Olmert began his business executive career as the director of business partnerships at Oberon Media prior to beginning his career for Nickelodeon/MTV Networks. Olmert worked as the vice president of digital products for MTV Networks, primarily with MTV Games. During his time with MTV he was in charge of adapting its television properties for the digital game industry. Olmert left MTV in 2007 and was president and chief marketing officer of SundaySky prior to joining Conduit as that company's chief marketing officer.

In 2008, Olmert co-founded GameGround, a social network for gamers that sends game updates such as high scores to members through a feed. It also provides tips and tricks for playing various video games.

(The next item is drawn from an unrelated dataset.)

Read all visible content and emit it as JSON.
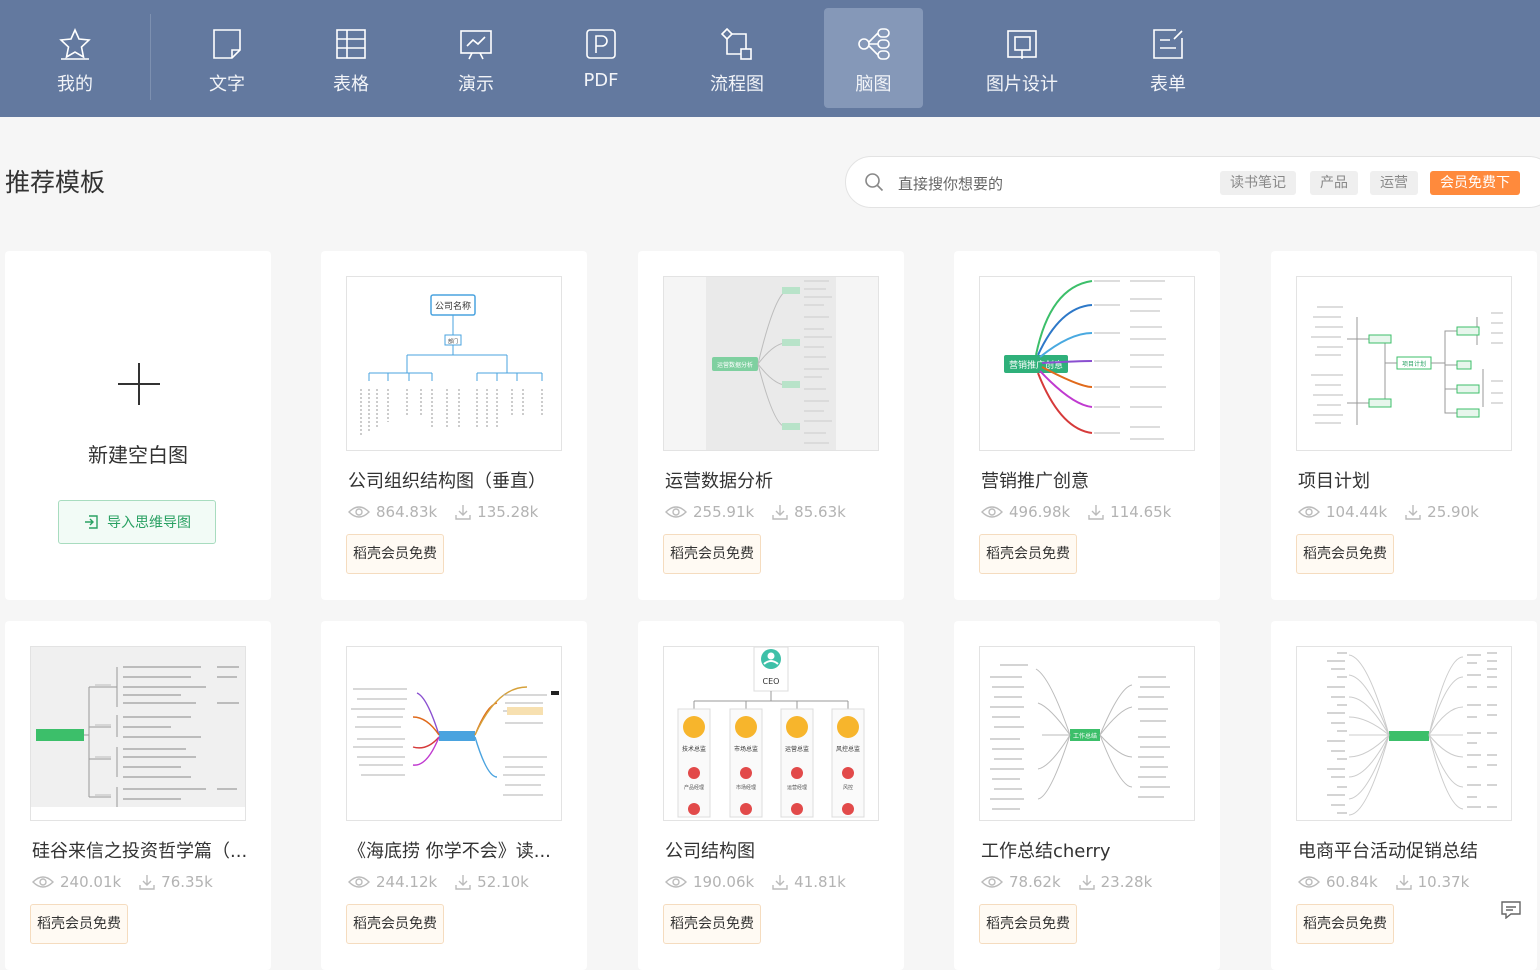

In 2012, Olmert founded the online content publishing platform Playbuzz with Tom Pachys, launching the website in December 2013. The website allows users, digital publishers, and brands to generate content in formats generally associated with viral media, including lists, quizzes, polls, ranked lists, and trivia that can be shared via social media or embedded elsewhere on the web. By September 2014, seven of the 10 biggest stories on Facebook involved content that originated on Playbuzz. The company took over the number one spot as the most shared publisher on Facebook in November 2014 with approximately 9 million shares. It was also listed by Inc. as one of the 15 Israeli Startups Getting Hot at the Turn of 2015. In October 2019, he stepped down as CEO.

Since September 2020, he has been the co-founder and chief executive officer of Piggy (AKA: Flying Pigs LTD.), a stealth mode startup based in Tel Aviv, Israel.